Well, I did promise some hints (feel free to share). So here they are (and I apologize ahead of time if anyone is offended):
- Please read the call for stories, and/or the publication’s descriptive blurb, carefully! The editors know what the theme of their publication is, and so should you. What do you think would happen if you submitted a story about growing up in Middle America for a cookbook compiling only flaming chili recipes? Or maybe a story about the great time you had getting drunk in college to Alcoholics Anonymous magazine? Why wait for the rejection slip? It’s a real shame when we get a beautifully written story about a little girl raising her first puppy or about an author mulling their life while facing his or her final days, but we’re specifically looking for, and asked for, weird stories.
- Weird and gross are two very different things! If necessary, look up the definitions. While potty humor works well in elementary school and at frat parties, it doesn’t age well in print. (I’ll spare you examples.)
- Submit fan fiction to fan magazines. Enough said.
- Look, it may be true that every plot in this universe has been, in some fashion or other, previously used in a story or novel. But please, please, at least try to add sufficient originality to your effort to avoid a red flag waving in the wind proclaiming to the reader, “You’ve read, or seen, this already!” We had rehashes of “Through the Looking Glass” and “Alice in Wonderland”, but the worst was the blatant rip-off of Hitchcock’s “The Birds” (except the meanies were, I kid you not, commas! Yes, big, fat, flying, killer punctuation marks that impaled people with their pointy bits! I’ll give the author this much, it was reasonably well written, but such a blatant rip-off we just had to pass on it (and no, it wasn’t a satire)).
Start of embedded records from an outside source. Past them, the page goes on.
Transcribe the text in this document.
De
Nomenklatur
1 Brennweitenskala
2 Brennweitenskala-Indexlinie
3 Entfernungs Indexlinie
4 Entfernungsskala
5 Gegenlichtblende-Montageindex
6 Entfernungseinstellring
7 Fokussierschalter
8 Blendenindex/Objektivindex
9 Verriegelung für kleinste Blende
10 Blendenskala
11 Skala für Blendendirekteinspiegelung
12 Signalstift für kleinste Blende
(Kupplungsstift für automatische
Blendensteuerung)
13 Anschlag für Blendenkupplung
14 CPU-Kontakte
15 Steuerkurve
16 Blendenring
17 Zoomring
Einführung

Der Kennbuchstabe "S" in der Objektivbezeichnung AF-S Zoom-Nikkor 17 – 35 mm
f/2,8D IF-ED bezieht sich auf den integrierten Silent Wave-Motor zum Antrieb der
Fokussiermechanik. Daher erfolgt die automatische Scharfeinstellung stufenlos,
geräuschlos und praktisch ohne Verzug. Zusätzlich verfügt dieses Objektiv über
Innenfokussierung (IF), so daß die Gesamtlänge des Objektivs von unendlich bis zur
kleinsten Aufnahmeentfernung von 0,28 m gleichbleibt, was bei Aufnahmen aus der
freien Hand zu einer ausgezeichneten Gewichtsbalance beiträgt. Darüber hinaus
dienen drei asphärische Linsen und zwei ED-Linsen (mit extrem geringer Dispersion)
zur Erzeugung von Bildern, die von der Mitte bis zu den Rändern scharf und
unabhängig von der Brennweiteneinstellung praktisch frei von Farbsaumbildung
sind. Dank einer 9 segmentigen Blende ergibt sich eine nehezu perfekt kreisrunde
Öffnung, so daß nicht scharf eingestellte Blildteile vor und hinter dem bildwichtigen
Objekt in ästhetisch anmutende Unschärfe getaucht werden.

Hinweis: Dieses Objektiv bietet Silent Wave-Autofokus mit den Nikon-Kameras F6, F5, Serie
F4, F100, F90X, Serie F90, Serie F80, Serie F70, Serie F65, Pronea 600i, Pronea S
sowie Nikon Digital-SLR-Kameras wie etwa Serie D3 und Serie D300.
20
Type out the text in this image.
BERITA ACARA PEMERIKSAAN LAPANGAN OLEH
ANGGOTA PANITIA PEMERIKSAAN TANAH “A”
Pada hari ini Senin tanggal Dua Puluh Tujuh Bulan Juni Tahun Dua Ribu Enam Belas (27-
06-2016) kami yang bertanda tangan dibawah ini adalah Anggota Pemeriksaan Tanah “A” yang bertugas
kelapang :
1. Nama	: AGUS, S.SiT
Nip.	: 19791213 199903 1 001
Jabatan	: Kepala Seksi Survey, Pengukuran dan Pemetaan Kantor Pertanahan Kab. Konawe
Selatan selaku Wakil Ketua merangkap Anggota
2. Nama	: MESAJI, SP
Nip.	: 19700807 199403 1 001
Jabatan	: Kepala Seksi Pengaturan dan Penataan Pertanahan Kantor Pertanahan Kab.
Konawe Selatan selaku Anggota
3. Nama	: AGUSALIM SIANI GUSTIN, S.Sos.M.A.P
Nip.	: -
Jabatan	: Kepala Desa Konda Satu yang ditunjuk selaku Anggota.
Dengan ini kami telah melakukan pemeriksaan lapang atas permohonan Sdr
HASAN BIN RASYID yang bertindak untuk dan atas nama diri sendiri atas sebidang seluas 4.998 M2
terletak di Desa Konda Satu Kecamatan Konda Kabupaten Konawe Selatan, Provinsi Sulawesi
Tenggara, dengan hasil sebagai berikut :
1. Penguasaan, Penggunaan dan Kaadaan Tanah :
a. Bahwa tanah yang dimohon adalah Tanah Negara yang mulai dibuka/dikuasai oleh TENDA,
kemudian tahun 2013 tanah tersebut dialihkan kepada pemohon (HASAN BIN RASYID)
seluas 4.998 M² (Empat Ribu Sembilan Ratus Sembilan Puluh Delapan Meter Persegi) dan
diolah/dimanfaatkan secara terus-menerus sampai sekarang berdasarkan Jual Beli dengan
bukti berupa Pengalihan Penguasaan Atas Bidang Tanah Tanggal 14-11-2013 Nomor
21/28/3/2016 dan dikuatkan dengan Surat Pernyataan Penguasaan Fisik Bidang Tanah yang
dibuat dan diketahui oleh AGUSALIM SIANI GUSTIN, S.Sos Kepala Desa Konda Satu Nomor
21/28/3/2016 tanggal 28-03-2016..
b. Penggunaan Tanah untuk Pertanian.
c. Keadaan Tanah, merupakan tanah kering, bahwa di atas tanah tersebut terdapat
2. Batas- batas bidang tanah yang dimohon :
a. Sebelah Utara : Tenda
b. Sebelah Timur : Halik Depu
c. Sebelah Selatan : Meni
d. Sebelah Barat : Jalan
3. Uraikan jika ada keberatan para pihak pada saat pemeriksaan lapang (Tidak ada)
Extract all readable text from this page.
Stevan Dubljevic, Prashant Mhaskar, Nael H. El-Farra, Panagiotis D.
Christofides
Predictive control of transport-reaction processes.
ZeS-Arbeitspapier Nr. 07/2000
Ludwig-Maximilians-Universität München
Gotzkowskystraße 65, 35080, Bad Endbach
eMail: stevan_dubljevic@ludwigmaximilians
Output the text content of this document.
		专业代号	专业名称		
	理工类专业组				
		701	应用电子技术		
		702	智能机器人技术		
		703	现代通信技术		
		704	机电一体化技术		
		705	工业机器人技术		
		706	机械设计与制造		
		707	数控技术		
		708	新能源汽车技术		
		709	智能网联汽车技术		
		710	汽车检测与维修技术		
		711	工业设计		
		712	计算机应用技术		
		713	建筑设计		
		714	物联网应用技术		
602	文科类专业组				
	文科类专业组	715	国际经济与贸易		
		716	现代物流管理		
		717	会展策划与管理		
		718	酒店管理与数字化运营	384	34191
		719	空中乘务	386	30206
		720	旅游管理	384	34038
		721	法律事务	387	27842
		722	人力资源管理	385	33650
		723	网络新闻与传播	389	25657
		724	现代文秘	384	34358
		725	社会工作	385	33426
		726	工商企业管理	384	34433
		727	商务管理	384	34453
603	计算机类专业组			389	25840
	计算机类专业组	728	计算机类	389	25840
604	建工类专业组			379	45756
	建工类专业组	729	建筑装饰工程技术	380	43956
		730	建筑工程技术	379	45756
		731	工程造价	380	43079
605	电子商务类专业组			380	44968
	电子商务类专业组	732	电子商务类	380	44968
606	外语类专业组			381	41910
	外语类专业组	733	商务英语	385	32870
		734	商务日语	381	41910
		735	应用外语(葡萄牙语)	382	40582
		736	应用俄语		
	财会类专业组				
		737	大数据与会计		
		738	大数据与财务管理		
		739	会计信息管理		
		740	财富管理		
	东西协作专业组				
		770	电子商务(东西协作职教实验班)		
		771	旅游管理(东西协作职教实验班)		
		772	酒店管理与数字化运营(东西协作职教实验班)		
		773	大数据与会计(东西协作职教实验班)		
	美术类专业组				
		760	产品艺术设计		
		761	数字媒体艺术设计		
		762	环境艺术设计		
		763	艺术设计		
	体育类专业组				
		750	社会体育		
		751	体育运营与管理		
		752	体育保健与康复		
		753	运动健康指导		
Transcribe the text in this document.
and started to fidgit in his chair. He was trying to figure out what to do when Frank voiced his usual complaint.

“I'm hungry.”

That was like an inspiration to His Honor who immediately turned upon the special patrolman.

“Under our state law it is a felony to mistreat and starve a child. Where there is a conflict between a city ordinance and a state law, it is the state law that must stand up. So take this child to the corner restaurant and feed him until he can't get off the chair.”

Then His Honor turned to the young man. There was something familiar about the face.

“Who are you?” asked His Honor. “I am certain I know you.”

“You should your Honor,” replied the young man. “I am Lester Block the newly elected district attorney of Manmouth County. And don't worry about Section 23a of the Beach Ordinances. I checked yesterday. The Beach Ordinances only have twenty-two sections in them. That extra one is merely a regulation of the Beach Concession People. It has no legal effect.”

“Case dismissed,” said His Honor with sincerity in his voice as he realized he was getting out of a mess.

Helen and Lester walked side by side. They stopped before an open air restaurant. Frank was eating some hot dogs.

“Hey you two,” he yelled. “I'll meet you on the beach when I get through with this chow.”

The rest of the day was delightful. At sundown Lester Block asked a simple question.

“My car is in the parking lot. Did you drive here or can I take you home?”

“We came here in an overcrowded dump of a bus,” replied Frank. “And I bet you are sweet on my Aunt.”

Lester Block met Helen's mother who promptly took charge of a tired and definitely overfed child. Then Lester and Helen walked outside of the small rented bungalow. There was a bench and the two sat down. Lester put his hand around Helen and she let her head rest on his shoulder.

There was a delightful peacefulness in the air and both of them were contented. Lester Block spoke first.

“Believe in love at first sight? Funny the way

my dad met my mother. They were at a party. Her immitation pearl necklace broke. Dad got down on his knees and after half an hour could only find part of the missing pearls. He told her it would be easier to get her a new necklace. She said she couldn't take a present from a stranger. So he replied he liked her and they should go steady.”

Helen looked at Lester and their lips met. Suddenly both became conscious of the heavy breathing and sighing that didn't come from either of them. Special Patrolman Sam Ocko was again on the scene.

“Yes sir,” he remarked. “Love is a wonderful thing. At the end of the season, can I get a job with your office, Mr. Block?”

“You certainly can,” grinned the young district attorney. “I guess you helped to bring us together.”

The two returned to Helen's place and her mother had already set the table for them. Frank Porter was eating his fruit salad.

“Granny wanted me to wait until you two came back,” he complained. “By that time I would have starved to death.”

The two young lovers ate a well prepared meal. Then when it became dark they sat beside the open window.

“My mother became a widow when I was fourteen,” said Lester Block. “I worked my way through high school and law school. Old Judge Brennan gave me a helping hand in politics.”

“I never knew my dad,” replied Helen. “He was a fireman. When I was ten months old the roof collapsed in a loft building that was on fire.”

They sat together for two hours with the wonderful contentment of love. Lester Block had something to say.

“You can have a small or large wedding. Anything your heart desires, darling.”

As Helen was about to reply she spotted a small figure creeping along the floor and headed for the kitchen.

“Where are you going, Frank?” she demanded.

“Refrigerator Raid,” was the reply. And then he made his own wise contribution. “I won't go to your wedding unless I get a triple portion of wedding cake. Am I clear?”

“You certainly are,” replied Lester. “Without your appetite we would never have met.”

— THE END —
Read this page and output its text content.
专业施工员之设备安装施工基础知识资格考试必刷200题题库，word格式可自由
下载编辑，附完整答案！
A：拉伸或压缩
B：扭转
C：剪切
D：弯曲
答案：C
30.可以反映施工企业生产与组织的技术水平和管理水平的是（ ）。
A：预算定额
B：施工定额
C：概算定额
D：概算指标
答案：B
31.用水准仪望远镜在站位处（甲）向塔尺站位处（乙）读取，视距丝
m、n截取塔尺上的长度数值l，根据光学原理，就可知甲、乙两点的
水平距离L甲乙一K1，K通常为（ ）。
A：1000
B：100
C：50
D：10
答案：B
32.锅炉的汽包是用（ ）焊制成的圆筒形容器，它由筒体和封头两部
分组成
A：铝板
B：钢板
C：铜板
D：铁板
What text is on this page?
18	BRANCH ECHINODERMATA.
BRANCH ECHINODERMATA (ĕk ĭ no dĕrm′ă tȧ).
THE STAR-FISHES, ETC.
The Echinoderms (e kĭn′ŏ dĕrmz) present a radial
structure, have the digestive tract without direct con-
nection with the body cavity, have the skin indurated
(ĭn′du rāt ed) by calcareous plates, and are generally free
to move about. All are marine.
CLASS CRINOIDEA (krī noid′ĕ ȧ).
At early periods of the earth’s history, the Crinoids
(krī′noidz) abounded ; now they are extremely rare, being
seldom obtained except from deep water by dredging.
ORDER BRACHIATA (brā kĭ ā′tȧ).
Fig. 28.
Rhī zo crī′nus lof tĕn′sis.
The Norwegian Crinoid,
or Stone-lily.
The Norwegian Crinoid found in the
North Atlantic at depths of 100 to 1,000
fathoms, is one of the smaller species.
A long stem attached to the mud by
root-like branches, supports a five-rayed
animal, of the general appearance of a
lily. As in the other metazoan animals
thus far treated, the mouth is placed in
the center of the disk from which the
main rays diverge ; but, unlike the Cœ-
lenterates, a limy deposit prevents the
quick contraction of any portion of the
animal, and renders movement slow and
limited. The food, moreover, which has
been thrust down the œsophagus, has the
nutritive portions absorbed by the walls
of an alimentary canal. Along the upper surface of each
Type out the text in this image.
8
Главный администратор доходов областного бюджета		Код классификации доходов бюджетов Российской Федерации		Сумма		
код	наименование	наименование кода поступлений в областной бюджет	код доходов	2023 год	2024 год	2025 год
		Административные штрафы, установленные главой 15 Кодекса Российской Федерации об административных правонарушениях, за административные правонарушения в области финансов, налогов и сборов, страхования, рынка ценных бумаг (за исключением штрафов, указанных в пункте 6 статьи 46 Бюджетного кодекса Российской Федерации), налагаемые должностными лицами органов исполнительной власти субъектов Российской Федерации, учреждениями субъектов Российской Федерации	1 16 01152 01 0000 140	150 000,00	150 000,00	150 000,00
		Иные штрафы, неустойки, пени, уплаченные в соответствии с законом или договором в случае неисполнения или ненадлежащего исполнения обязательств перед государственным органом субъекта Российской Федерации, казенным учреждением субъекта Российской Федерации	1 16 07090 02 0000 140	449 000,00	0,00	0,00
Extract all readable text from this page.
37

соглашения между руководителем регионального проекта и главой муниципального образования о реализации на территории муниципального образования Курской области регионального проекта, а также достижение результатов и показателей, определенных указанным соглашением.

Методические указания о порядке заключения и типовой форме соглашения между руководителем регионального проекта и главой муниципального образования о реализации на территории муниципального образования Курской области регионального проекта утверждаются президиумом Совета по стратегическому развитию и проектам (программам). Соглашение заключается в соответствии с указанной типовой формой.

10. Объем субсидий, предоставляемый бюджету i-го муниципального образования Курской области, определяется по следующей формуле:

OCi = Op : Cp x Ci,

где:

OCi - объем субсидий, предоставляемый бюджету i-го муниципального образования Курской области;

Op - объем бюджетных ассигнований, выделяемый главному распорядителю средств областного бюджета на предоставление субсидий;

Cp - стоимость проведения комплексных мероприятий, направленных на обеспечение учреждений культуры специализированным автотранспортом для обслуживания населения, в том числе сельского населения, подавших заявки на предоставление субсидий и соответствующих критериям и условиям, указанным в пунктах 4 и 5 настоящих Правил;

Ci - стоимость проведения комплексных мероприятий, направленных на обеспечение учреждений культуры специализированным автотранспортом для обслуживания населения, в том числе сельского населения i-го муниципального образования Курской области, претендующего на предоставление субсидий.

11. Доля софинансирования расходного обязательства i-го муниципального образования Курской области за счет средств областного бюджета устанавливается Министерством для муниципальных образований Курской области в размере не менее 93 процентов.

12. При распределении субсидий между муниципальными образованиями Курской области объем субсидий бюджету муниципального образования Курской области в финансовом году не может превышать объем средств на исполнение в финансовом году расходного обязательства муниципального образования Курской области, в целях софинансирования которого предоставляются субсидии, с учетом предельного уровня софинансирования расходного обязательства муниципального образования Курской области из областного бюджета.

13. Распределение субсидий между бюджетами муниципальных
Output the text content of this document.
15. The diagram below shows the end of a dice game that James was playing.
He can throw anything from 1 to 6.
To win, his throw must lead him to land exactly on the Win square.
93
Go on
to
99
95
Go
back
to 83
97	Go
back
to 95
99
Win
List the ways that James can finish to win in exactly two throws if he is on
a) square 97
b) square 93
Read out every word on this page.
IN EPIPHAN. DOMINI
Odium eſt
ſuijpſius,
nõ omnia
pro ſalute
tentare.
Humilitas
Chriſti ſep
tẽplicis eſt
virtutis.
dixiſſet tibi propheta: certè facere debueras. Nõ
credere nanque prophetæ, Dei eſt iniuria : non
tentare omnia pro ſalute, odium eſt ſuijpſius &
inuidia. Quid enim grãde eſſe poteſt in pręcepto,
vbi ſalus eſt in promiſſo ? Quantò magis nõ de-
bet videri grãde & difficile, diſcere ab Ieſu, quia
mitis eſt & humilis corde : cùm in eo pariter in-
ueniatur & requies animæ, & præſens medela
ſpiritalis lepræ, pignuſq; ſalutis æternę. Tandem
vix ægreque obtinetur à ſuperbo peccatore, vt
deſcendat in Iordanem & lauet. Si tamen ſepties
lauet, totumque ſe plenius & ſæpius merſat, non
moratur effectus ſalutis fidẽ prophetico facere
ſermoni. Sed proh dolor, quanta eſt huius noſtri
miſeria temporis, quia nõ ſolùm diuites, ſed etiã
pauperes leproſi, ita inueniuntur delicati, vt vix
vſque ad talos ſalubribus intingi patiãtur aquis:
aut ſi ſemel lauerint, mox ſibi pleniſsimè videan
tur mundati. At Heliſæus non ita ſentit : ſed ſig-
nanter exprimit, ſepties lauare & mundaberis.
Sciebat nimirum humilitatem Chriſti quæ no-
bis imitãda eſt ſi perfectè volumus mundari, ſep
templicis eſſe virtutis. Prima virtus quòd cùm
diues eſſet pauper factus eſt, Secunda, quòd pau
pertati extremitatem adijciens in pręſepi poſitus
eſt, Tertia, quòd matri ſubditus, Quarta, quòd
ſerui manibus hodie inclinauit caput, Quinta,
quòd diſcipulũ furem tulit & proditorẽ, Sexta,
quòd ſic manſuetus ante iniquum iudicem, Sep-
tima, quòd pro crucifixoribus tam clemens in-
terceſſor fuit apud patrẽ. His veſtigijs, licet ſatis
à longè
- Note: a jokey narrator generally comes off as a wise-ass, not a wit. Pass.
- Please have someone who has a reasonable grasp of the English language read your story before you submit — and take their advice. Please.
- Never, ever, ever submit a first draft. (Yes, that means that just because you’ve completed the text of the story, it does not mean you are finished.)
- Gibberish is not weird, it’s just gibberish.
- This should actually be 8a) if written while stoned — Please don’t submit it.
- A personal bug-a-boo. If you haven’t got an ending for your story, you haven’t got a story. Others might disagree, but from my perspective, a good writer should know both how a story starts and how to end it.
- And finally, please put your name and contact information at the top of the first page of your story. I often had this wonderful experience teaching technical writing. It seems people assume that since they have their name on the email containing the story file that grants immediate author recognition. Instead it means, after downloading the story file into the “To Be Read” queue, the editor has to go search through email to see who sent it. (I, being nice, will. I assume that larger publications just send “To Whom It May Concern” rejections slips when you inquire six months later.)
Let me finish by saying that despite all of the above, it has been a real joy working with Curtis, GD, and Atthys (on RH IV). They are insightful, knowledgeable, and understand how to arrive at a group decision even if it means rejecting a personal favorite. The Rabbit Hole IV and V would not have been the lovely anthologies they are without them.
So, after all my venting, let me ask — any interest in Rabbit Hole 6?